Все, кто стоял на площади, теперь притихли и старались получше рассмотреть драку. Кто-то попробовал забраться на пьедестал Эрхегорда Великого, но в него вцепилось сразу несколько рук. Стащили вниз. Если б не теснота, там тоже началась бы драка.
Едва ли сейчас кого-то могло заинтересовать мое присутствие, людей тут было слишком много, и все же я решил не рисковать. По-прежнему сидел на корточках и выглядывал из-за балясин парапета.
Заметил, что под балконом, у входа в «Нагорный плес», стоят наемники Орина. Их было легко узнать по символу Торгорда на кожаных шлемах – серая оруна, каменный цветок. После всего, что вчера случилось, их появление не могло не насторожить. Оставалось надеяться, что наемники пришли сюда не для того, чтобы поговорить об исчезновении Эрина. Орин вполне мог прислать их для охраны принадлежавшего ему подворья. Так или иначе, я решил при первой возможности надеть путевые доспехи, по меньшей мере – кожаный нагрудник, а пока ловил обрывки фраз и пытался понять, что же так обеспокоило людей.
Удалось только разобрать, что туман изменился и эти изменения всех напугали.
Послышались новые крики. Я поискал глазами очередную драку, но вскоре разглядел, что к площади по Парадной улице приближаются всадники. Впереди, в полном боевом облачении, с закрытым правым наплечником, скакал комендант. Его сопровождали не меньше двадцати конных стражников.
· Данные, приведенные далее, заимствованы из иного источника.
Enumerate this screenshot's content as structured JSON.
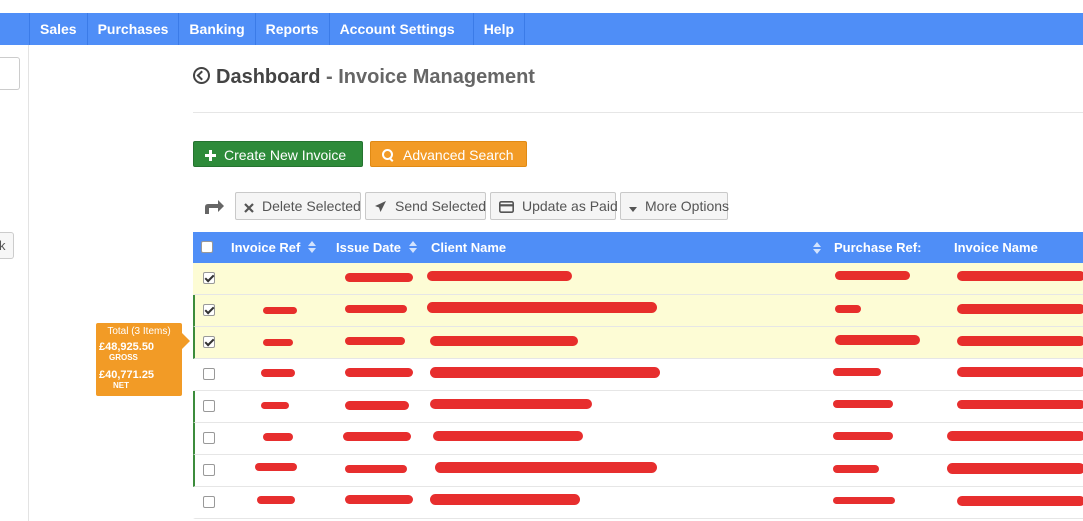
{
  "nav": {
    "items": [
      {
        "label": "Sales"
      },
      {
        "label": "Purchases"
      },
      {
        "label": "Banking"
      },
      {
        "label": "Reports"
      },
      {
        "label": "Account Settings"
      },
      {
        "label": "Help"
      }
    ]
  },
  "left_panel": {
    "button_text": "k"
  },
  "page": {
    "title": "Dashboard",
    "separator": " - ",
    "subtitle": "Invoice Management"
  },
  "actions": {
    "create_label": "Create New Invoice",
    "advanced_search_label": "Advanced Search"
  },
  "toolbar": {
    "delete_label": "Delete Selected",
    "send_label": "Send Selected",
    "update_label": "Update as Paid",
    "more_label": "More Options"
  },
  "table": {
    "columns": [
      "Invoice Ref",
      "Issue Date",
      "Client Name",
      "Purchase Ref:",
      "Invoice Name"
    ],
    "rows": [
      {
        "checked": true,
        "selected": true,
        "marked": false
      },
      {
        "checked": true,
        "selected": true,
        "marked": true
      },
      {
        "checked": true,
        "selected": true,
        "marked": true
      },
      {
        "checked": false,
        "selected": false,
        "marked": false
      },
      {
        "checked": false,
        "selected": false,
        "marked": true
      },
      {
        "checked": false,
        "selected": false,
        "marked": true
      },
      {
        "checked": false,
        "selected": false,
        "marked": true
      },
      {
        "checked": false,
        "selected": false,
        "marked": false
      }
    ]
  },
  "totals": {
    "title": "Total (3 Items)",
    "gross_value": "£48,925.50",
    "gross_label": "GROSS",
    "net_value": "£40,771.25",
    "net_label": "NET"
  },
  "colors": {
    "nav_bg": "#4f8ef7",
    "create_button": "#2e8b3a",
    "advanced_button": "#f29b26",
    "selected_row": "#fdfcd5",
    "redaction": "#e51c1c"
  }
}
По толпе пошли приглушенные крики. Человеческое озеро на площади заволновалось. Всадники пробирались к статуе Эрхегорда, отталкивали зевак тяжелыми ботфортами и грондами, ударяли кнутами. Кавалькада, подобно боевой ардонке, рассекла беспокойные людские воды и остановилась у пьедестала. Стражники полукругом отгородили коменданта и озлобленно били всех, до кого доставали их подошвы и кнуты. Кони, покрытые металлическими пластинами, не отставали от хозяев – кусали каждого, кто оказывался слишком близко к их голове, вставали на дыбы, угрожая копытами.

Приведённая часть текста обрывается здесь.